Dr. Edwards Deming used to do a demonstration called “The Red Bead Experiment”. He would call up 6 willing workers and have them try to sort through a bin filled with white beads using a paddle. In the bin were a mixture of red beads or “defects”. The point was to show that no matter how hard the workers tried and no matter what things management put in place (quality control people, training from HR, etc…) the statistical probability of having some red beads on your paddle never changed.
Deming was trying to make the point that no matter how good your employees are, if you have a broken system, you will never get the results you desire.
This reminds me of the story of NUMMI. You can find the full story here. In 1982, GM closed its Fremont plant. This plant was plagued with labor issues and workforce problems. Drugs, sex, gambling and alcohol were all present inside the plant. Quality issues were rampant. GM decided it had enough. The following year, Toyota and GM started up a new joint venture. GM wanted to learn how to build smaller gas efficient cars and the smaller Japanese company called Toyota was looking to see how their “Toyota Production System” would work in America. At the time, GM was 7 times the size of Toyota.
The interesting part of the story is that Toyota agreed to hire back the exact same workers. They believed that the system is the key, not the people. Even great employees in a bad system will fail. So, when NUMMI opened, 85% of the workforce was the same as when GM closed the plant. Toyota began flying workers back in groups of 30 to learn the Toyota Production System. They trained along side their Japanese counterparts on the lines in Japan. They saw a completely different way of building cars where people were respected and empowered.
So, what was the outcome? Initial quality numbers off the line at NUMMI were the best in America. They were equal to those in Japan right from the start.
So, same plant, same workers and a completely different outcome.
You can see this play out in all sorts of arenas. When Singeltary coached the 49ers, he was quoted as saying he couldn’t win with those players. Vernon Davis, Alex Smith and the rest of the team. When he was fired, they hired coach Harbaugh. Harbaugh came to the team during the players strike and didn’t have the luxury of making too many personnel changes or even very many practices before the season started. Yet, in the new “system” that he brought to the team, they were one game away from the Super Bowl that same season.
In another example, imagine your company had to hire kids right out of high school with no college degree. It had no way to pay great wages and every 4 years or so all the people you hired and trained would leave and new people had to be brought in. How well would your company operate? Yet the US Military is one of the finest organizations in the world despite this “handicap”.
Not big on military examples? What if you had a football team that could only draft rookies. Also, every 4 years, you have to trade all of your best and most experienced players. How well do you think you could do? Well, between 1992 and 2004, the De La Salle High School football team won 151 straight games. 12 years of excellence with different players joining and leaving the team every single year.

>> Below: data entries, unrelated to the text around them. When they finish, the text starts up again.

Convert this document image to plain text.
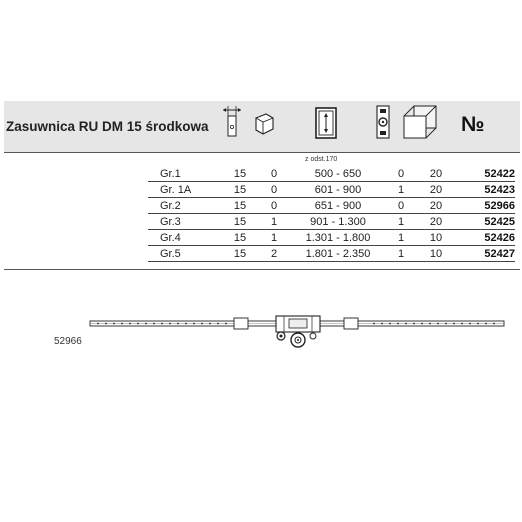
Zasuwnica RU DM 15 środkowa	№
z odst.170
Gr.1	15	0	500 - 650	0	20	52422
Gr. 1A	15	0	601 - 900	1	20	52423
Gr.2	15	0	651 - 900	0	20	52966
Gr.3	15	1	901 - 1.300	1	20	52425
Gr.4	15	1	1.301 - 1.800	1	10	52426
Gr.5	15	2	1.801 - 2.350	1	10	52427
52966
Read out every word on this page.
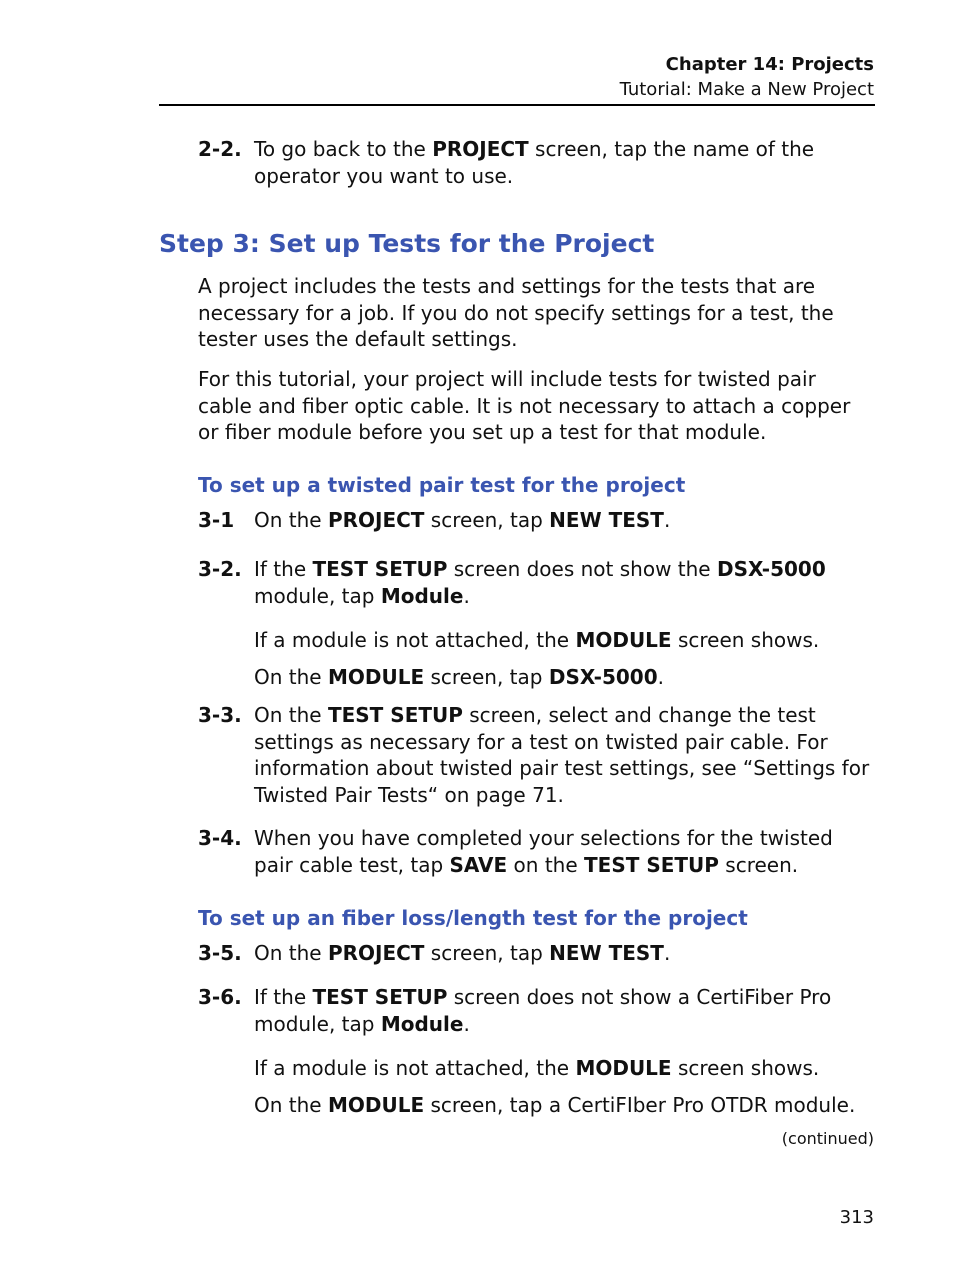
Chapter 14: Projects
Tutorial: Make a New Project
2-2. To go back to the PROJECT screen, tap the name of the operator you want to use.
Step 3: Set up Tests for the Project
A project includes the tests and settings for the tests that are necessary for a job. If you do not specify settings for a test, the tester uses the default settings.
For this tutorial, your project will include tests for twisted pair cable and fiber optic cable. It is not necessary to attach a copper or fiber module before you set up a test for that module.
To set up a twisted pair test for the project
3-1 On the PROJECT screen, tap NEW TEST.
3-2. If the TEST SETUP screen does not show the DSX-5000 module, tap Module.
If a module is not attached, the MODULE screen shows.
On the MODULE screen, tap DSX-5000.
3-3. On the TEST SETUP screen, select and change the test settings as necessary for a test on twisted pair cable. For information about twisted pair test settings, see “Settings for Twisted Pair Tests“ on page 71.
3-4. When you have completed your selections for the twisted pair cable test, tap SAVE on the TEST SETUP screen.
To set up an fiber loss/length test for the project
3-5. On the PROJECT screen, tap NEW TEST.
3-6. If the TEST SETUP screen does not show a CertiFiber Pro module, tap Module.
If a module is not attached, the MODULE screen shows.
On the MODULE screen, tap a CertiFIber Pro OTDR module.
(continued)
313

The point is, a great system with average people will beat the best people in an average system every time. Our companies are the same way. How many managers wonder why their people aren’t getting the required results and yet the system the company and the managers have established is severely flawed? Broken processes, silos between departments, lack of clarity and leadership, etc…
If you want to get amazing results, build a system that can deliver them.

So, how does the process improve? Do the employees change it?
If I were asked to get the white pebbles out without the red – I would have went with a smaller paddle, or take smaller scoops. If that wasn’t the steps I was told to do…I would consider it within my power to try to get the desired results. Is that how the system is to change, but employee’s ideas or does management watch and try to figure out an improvement?
Great illustrations and examples of this concept.
The system improves in multiple ways. In most of the examples I’ve listed, system changes start at the top with the support of the team. This is why Toyota identified 3 categories of waste: Muri, Mura and Muda. Muri is overburdening and Mura is unevenness. These two categories are system level problems and very difficult to control at the employee level. Muda has the 8 forms of waste and those can be eliminated by the individual employee. Kaizen events would be designed to root out system level issues also and can help resolve these types of problems.